Let $G$ be a group and $H$ a subgroup. My lecture book (Algebra by Cohn) defines the (right) $G$-module induced by a right $H$-module $U$ by $$\tag{1} \text{ind}_H^GU=U\otimes_{kH} kG, $$ where $kH$ and $kG$ are the group algebras of $H$ and $G$, respectively. Since the tensor product is balanced with respect to the elements of $kH$, the basis of $(1)$ must be given by $$\tag{2} B_1=\{\mathbf{u}_i\otimes_{kH}\mathbf{e}_g\mid \mathbf{u}_i\in B_U, \mathbf{e}_g\notin kH\setminus \{1\}\}, $$ where $B_U$ is a basis of $U$ and $\mathbf{e}_g$ a basis element of $kG$. However, Cohn writes that the basis can be written $$\tag{3} B_2=\{\mathbf{u}_i\otimes_{kH}\mathbf{e}_t\mid \mathbf{u}_i\in B_U, t\in T\} $$ where $T$ is a transversal for $H$ in $G$. But this does not seem to add up, because $\dim{B_1}=\dim{U}(|G|-|H|+1)$, whereas $\dim{B_2}=\dim{U}|T|=\dim{U}|G|/|H|$, and these values are not necessarily the same, hence, either $B_1$ or $B_2$ is not a basis. I assume that the author is correct, so $B_1$ is not a basis, but why?

Answer 1

so $B_1$ is not a basis, but why?

It is linearly dependent if $H$ is not trivial.

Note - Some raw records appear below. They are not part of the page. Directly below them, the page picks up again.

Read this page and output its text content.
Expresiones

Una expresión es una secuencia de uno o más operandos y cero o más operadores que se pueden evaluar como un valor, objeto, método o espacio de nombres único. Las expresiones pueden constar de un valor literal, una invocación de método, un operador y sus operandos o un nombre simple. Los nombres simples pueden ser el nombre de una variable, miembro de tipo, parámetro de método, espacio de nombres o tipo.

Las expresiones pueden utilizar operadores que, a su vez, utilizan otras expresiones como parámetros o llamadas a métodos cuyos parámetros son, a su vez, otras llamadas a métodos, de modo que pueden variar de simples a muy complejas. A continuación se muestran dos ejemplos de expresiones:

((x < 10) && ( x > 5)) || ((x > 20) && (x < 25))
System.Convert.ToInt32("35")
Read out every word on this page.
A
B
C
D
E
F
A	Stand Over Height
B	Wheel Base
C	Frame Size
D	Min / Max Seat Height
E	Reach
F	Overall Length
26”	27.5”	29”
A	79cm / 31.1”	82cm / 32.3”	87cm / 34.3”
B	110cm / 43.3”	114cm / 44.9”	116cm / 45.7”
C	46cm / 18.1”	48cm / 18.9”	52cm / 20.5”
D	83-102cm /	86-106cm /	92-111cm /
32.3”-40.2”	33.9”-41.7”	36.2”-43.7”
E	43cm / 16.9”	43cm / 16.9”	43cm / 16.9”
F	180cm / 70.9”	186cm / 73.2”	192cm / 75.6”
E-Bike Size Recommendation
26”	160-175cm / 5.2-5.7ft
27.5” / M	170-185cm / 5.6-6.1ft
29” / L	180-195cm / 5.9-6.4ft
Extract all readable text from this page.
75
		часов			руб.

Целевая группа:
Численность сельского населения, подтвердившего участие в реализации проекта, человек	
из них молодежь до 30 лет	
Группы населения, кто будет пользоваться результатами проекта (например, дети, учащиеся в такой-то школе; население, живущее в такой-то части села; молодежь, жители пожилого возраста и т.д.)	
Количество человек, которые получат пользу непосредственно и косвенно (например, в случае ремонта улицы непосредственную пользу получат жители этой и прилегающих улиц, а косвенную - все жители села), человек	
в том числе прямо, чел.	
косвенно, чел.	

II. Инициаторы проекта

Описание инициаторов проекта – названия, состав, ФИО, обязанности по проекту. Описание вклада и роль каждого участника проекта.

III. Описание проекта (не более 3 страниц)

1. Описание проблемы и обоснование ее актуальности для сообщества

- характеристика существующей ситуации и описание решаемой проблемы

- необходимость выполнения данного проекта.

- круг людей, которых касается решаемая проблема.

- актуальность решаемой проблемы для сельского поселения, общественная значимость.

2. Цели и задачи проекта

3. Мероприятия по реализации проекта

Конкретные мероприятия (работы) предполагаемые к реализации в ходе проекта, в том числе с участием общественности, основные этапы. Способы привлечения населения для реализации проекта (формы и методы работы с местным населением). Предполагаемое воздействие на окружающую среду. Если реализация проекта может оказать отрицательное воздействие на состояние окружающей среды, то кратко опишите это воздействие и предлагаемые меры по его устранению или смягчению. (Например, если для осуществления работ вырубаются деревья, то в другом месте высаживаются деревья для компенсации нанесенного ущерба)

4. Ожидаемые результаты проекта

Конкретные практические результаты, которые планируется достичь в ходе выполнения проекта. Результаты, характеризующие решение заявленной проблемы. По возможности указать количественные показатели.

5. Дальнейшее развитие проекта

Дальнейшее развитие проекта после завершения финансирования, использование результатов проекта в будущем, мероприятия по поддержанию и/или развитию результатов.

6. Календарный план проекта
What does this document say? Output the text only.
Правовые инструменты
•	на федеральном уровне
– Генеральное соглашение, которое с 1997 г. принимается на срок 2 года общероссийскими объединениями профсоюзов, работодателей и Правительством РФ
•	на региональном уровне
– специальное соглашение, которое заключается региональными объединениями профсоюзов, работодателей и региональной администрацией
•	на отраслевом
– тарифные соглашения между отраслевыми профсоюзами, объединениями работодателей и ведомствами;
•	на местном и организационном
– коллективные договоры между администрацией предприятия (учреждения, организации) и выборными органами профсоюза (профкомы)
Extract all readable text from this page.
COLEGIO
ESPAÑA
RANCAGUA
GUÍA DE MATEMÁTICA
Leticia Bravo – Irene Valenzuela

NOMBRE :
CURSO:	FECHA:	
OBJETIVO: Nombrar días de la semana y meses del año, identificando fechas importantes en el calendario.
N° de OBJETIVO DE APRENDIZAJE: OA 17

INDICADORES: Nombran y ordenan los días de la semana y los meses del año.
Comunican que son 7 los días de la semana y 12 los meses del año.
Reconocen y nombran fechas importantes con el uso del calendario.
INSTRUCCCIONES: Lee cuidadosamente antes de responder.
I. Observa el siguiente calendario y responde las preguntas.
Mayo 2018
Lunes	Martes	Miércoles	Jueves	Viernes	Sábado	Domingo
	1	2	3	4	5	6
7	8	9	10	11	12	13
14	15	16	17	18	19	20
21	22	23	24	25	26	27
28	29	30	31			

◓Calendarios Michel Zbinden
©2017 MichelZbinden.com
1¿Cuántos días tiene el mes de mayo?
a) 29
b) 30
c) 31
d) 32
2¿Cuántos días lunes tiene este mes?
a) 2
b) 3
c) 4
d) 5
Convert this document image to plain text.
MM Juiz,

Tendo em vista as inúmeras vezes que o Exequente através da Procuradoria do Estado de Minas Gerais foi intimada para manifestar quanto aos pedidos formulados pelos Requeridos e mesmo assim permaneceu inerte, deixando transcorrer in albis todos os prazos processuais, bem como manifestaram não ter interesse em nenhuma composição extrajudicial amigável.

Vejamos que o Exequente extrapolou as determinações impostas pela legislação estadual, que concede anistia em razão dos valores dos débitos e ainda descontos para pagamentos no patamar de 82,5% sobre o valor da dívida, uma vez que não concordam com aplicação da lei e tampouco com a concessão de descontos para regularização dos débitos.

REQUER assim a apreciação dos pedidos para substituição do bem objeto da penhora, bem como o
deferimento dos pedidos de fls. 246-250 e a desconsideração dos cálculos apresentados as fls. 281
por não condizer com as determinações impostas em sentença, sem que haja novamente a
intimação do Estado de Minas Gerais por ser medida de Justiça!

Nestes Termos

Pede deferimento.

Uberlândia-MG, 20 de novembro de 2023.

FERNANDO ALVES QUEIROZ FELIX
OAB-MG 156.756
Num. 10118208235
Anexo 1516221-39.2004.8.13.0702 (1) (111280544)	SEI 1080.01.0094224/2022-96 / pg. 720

For instance, for any $g\in G\setminus H$, $h\in H$ and basis vector $u_i$ we have $u_i\otimes hg=u_ih\otimes g$, and $u_ih$ can be written as a linear combination of basis vectors. You avoided producing linear dependence when $g\in H$ by forcing only one member of $H$ to be used in the basis (the identity $1$), but this logic needs to be applied not just in $H$ itself but in every coset of $H$.